Future users of large data banks must be protected from having to know how the data is organized in the machine (the internal representation). A prompting service which supplies such information is not a satisfactory solution. Activities of users at terminals and most application programs should remain unaffected when the internal representation of data is changed and even when some aspects of the external representation are changed. Changes in data representation will often be needed as a result of changes in query, update, and report traffic and natural growth in the types of stored information.

Existing noninferential, formatted data systems provide users with tree-structured files or slightly more general network models of the data. In Section 1, inadequacies of these models are discussed. A model based on n-ary relations, a normal form for data base relations, and the concept of a universal data sublanguage are introduced. In Section 2, certain operations on relations (other than logical inference) are discussed and applied to the problems of redundancy and consistency in the user’s model.

Key Points

Codd’s motivation is data independence - the independence of application programs and terminal activities from growth in data types and changes in data representation; and data consistency avoiding troublesome inconsistencies. Prior work on relational theory and data had focused on inference systems, but that’s not his main focus.

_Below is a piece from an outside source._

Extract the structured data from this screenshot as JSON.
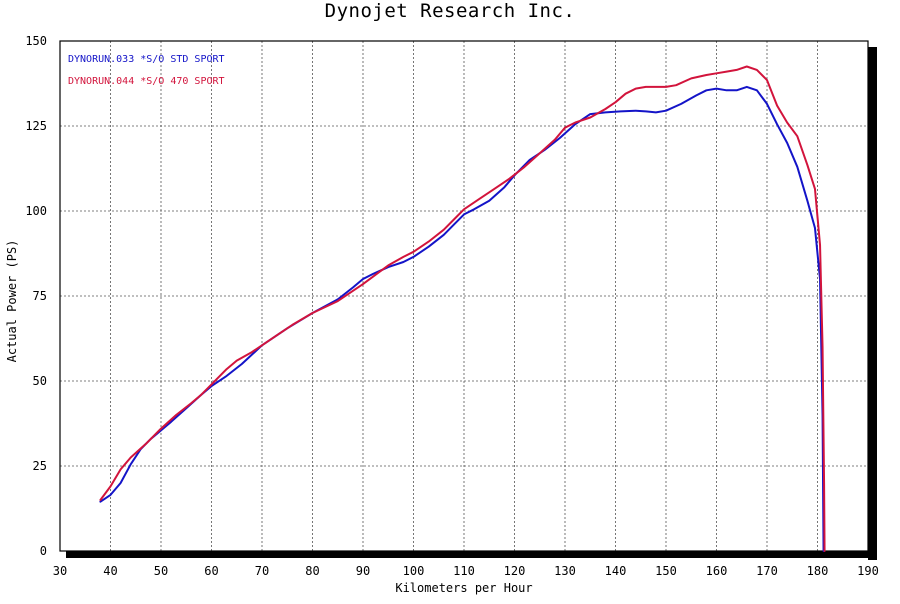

At the time, there were several kinds of data dependency that needed to be worked through: ordering dependence, indexing dependence, and access path dependence. The main data models were network/graph models so these are his target.

Ordering dependence - information systems at the time failed to make a clean divide between order of presentation and stored ordering. So applications that depended on ordering could break if the stored ordering changed.

Indexing dependence - can applications remain functional as indices come and go?

Access Path dependence - many systems at the time provided tree-structured files or network models. If the structure changed, the application would break. The user is required to exploit a collection of access paths to the information of interest.

Relations

The term relation is used here in its accepted mathematical sense. Given sets \(S_1, S_2, \dots , S_n\) (not necessarily distinct), R is a relation on these n sets if it is a set of n-tuples each of which has its first element from \(S_1\), its second element from \(S_2\) , and so on. We shall refer to \(S_j\) as the jth domain of R. As defined above, R is said to have degree n. Relations of degree 1 are often called unary, degree 2 binary, degree 3 ternary, and degree n n-ary.

Relationships are the domain-unordered counterparts to relations. We don’t want users to have to remember the column sequence of a large table. So we uniquely identify each column with a role name, and then order doesn’t matter.

Normally one domain or combination of domains of a given relation has values that uniquely identify each element of that relation. Such a domain (or combination) is called a primary key. A primary key is nonredundant if it is either a simple domain or a combination such that none of the participating simple domains can be excluded while retaining unique identification.

There may be more than one non-redundant primary keys, in which case one is chosen arbitrarily.